OP’s choice of comparisons had clear examples of financial and informational control, emotional abuse, and personal gain/leadership. I felt it was appropriate to argue that trans activism lacks some of those.

One of the signature features of cults, one you mention yourself, is control of information.

Websites like transgendermap.com, and apps like Shinigami Eyes tell you which sources of information are good, and which are bad, so you know who to avoid as a good practicing member, and who your friends will know to dismiss if you bring them up.

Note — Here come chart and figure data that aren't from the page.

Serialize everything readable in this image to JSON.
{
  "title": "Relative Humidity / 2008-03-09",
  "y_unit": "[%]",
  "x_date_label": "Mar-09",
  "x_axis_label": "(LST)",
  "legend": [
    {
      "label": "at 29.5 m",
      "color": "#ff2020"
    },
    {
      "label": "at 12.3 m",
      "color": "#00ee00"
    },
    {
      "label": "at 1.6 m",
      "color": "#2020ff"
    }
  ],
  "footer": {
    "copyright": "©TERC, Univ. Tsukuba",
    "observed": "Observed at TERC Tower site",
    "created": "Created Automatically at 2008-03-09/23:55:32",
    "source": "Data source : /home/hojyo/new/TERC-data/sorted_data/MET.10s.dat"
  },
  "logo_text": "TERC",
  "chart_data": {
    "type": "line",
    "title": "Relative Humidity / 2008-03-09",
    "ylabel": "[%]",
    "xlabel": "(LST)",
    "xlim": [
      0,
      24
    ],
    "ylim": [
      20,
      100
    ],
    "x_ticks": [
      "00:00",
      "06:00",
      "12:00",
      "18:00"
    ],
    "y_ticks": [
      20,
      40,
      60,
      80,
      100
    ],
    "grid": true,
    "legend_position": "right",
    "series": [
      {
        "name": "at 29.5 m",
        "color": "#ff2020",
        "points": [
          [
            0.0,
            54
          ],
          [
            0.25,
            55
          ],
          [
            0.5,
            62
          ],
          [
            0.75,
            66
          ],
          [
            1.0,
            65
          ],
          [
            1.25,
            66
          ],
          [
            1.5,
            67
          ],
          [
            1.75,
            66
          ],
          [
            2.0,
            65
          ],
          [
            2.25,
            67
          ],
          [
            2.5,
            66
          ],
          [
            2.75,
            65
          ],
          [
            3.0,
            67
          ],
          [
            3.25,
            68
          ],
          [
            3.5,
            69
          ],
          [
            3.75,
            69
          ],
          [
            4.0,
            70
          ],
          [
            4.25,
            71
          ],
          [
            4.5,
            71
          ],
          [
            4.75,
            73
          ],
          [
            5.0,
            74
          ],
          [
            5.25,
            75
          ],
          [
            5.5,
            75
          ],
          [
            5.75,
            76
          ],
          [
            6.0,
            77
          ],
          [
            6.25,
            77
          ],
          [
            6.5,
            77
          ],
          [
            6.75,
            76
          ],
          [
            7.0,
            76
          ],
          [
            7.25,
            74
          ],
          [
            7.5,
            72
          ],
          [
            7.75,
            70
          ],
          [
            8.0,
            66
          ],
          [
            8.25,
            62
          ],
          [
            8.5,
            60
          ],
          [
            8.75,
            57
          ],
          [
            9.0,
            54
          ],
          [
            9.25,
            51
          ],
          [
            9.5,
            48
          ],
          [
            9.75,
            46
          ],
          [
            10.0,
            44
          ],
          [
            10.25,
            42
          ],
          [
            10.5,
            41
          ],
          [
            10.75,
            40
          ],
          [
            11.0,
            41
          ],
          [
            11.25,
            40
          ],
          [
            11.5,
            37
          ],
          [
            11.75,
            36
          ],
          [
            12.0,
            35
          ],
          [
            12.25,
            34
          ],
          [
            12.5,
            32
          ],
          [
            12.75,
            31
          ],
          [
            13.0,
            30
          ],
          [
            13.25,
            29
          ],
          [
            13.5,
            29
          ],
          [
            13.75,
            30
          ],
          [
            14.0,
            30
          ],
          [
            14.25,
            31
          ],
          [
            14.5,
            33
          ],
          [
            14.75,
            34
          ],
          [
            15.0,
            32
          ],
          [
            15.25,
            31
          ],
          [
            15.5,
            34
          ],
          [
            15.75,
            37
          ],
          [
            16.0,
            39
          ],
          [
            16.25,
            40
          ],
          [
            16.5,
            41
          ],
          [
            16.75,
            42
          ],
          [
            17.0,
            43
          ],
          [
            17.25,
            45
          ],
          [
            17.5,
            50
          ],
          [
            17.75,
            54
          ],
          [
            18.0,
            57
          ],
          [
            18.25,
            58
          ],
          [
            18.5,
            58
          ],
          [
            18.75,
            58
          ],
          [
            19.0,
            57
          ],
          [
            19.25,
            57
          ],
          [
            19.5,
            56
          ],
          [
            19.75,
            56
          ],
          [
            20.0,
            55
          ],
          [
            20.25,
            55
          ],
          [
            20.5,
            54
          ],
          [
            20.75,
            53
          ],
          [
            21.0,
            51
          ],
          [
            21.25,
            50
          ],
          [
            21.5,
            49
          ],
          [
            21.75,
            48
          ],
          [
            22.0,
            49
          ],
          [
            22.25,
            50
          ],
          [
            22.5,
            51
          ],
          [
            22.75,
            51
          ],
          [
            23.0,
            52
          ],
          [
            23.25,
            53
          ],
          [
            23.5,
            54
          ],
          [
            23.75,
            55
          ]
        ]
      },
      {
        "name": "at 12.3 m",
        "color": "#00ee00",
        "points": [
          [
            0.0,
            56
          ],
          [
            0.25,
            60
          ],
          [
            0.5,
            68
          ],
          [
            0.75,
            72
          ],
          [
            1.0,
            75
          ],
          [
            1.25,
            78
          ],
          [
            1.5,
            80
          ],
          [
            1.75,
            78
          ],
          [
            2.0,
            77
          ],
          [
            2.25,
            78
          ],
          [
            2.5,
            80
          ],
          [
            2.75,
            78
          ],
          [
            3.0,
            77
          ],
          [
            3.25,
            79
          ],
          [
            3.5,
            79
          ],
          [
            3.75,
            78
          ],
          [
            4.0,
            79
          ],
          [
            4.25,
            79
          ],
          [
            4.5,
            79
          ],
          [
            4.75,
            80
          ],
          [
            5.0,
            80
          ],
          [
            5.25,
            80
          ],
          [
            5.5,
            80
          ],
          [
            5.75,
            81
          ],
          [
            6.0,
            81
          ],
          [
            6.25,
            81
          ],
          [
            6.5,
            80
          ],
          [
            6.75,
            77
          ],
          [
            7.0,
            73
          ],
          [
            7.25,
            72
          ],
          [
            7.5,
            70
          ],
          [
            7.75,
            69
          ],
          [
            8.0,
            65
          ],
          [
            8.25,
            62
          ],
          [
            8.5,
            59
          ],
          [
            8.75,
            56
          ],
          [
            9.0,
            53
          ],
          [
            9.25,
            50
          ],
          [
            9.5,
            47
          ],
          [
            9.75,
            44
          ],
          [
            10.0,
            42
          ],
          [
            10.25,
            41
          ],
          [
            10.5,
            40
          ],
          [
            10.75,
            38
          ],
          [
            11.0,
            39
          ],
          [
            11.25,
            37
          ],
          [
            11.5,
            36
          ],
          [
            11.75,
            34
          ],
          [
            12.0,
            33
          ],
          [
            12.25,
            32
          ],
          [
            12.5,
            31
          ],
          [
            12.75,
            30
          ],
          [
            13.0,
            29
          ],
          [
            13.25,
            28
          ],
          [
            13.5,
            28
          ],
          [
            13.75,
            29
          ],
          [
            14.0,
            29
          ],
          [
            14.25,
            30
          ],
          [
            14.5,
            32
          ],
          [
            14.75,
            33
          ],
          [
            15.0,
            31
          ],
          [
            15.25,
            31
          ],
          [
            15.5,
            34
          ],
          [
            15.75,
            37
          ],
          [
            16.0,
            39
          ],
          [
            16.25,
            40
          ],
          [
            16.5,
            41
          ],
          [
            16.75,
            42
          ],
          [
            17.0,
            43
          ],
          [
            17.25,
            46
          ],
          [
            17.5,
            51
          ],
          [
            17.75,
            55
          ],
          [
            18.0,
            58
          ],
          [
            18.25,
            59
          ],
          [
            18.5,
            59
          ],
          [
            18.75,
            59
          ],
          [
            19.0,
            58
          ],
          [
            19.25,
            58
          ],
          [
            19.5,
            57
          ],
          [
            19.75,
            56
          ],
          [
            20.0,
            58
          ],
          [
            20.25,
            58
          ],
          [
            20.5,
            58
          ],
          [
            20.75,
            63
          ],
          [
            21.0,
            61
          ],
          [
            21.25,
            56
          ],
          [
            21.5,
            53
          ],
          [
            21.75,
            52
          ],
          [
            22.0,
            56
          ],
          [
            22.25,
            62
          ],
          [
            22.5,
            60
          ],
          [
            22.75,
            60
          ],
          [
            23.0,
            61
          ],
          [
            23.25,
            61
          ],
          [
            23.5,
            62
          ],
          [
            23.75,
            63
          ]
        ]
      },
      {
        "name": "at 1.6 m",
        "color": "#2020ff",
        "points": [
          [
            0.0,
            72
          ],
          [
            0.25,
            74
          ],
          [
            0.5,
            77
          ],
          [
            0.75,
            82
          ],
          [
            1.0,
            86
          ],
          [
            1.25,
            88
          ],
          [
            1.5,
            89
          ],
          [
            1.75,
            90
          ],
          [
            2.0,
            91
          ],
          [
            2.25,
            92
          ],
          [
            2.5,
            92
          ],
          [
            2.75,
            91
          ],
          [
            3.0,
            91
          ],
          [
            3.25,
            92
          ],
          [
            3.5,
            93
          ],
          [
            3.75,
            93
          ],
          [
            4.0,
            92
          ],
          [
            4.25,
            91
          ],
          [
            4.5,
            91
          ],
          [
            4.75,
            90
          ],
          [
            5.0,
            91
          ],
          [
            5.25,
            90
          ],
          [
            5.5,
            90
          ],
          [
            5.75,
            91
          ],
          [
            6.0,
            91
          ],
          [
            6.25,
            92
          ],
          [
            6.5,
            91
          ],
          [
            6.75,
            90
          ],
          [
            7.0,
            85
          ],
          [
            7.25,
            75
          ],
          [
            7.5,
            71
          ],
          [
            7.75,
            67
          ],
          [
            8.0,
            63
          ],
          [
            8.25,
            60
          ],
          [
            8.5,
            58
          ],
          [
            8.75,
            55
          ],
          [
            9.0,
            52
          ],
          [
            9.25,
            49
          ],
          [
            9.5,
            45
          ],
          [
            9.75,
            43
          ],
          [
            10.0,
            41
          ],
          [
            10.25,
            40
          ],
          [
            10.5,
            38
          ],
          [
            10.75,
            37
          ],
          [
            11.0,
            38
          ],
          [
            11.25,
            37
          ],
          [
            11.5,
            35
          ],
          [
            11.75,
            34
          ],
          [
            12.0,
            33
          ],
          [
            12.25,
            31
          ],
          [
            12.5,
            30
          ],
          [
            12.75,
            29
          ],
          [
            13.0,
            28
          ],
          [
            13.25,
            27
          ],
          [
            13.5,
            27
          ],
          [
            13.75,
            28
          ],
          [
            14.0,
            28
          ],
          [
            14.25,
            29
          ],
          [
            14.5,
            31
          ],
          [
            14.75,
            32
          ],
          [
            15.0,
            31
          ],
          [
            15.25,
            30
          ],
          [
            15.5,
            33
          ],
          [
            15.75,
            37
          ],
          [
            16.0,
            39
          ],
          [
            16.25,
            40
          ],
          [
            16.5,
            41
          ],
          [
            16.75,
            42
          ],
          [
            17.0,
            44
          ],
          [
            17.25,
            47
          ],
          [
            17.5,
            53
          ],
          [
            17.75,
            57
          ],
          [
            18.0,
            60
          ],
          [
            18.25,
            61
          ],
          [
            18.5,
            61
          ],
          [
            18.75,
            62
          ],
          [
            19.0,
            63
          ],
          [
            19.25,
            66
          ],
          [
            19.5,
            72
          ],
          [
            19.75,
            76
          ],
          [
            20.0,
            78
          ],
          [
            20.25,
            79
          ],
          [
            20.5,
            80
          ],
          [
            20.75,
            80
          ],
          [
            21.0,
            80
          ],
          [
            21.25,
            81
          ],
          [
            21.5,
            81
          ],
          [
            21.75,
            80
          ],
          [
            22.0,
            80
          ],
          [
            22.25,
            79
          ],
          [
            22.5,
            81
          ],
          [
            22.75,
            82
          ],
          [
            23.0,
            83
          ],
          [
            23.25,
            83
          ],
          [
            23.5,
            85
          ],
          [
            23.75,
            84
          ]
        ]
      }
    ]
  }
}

My mental model of a cult is just "religion, but less popular," so I probably have a lot to learn about how cults work, but this comment and the one to which you are responding made me think about how cults and religions have to adapt to new environments. With respect to the information environment, obviously the 21st century is vastly different from - and more liberal than - anything that came before, which means information control is very difficult and thus will have to look very different from cults in the past in order to achieve similar things. The stuff you point to seem like decent analogues to past censorious technologies; they can't outright control what you have access to, so they manipulate which sources that you actually choose to access.

And this connects to my own observation from about a decade ago when I began to recognize the social justice movement of which I had been a part as a modern incarnation of religion. In this modern world of science, the traditional notions of faith are much more difficult to keep popular, and so religions that rely on that suffer, and religions that find other ways to get people to believe things prosper. The beauty of social justice (aka Critical Race Theory, aka "wokeness," aka "it's just basic human decency," aka "empathy") is that it allows people to enjoy all the beliefs of faith while eschewing most of the leap that's usually required. You still have to leap, but now you have a whole structure built to reassure you that this leap is totally justified because of historical reasons and very smart scholars who have done the Work and published in their peer reviewed journals to prove that simply listening and believing (the Right People) is the correct way. So if you're (like me at the time - whether that has changed now is something I honestly couldn't answer) someone who thinks of himself as non-religious and, in fact, better than those deluded religious people who cling to their faith, this is the perfect religion to latch onto.

However, I've also heard people call social justice a cult, and I would agree with that to the extent that a cult is just a less popular religion. But I also recognize that a cult is often more than just that, because being less popular comes with it many of its own complications, such as the whole recruitment process that can require much more brainwashing and thus much more control than a typical religion. I wonder what other cult-specific patterns we will see 21st century versions of, which route around the additional difficulties of the new environment. Obviously cutting one off from one's friends and family is a big one, but that seems to be just following the standard playbook as best as I can tell.

Shinigami Eyes

Naming your app after the ability to see people's names so you can murder them with your grim reaper notebook certainly isn't great optics, eh?

It's anime and the target userbase is autists that live online. It goes with the territory.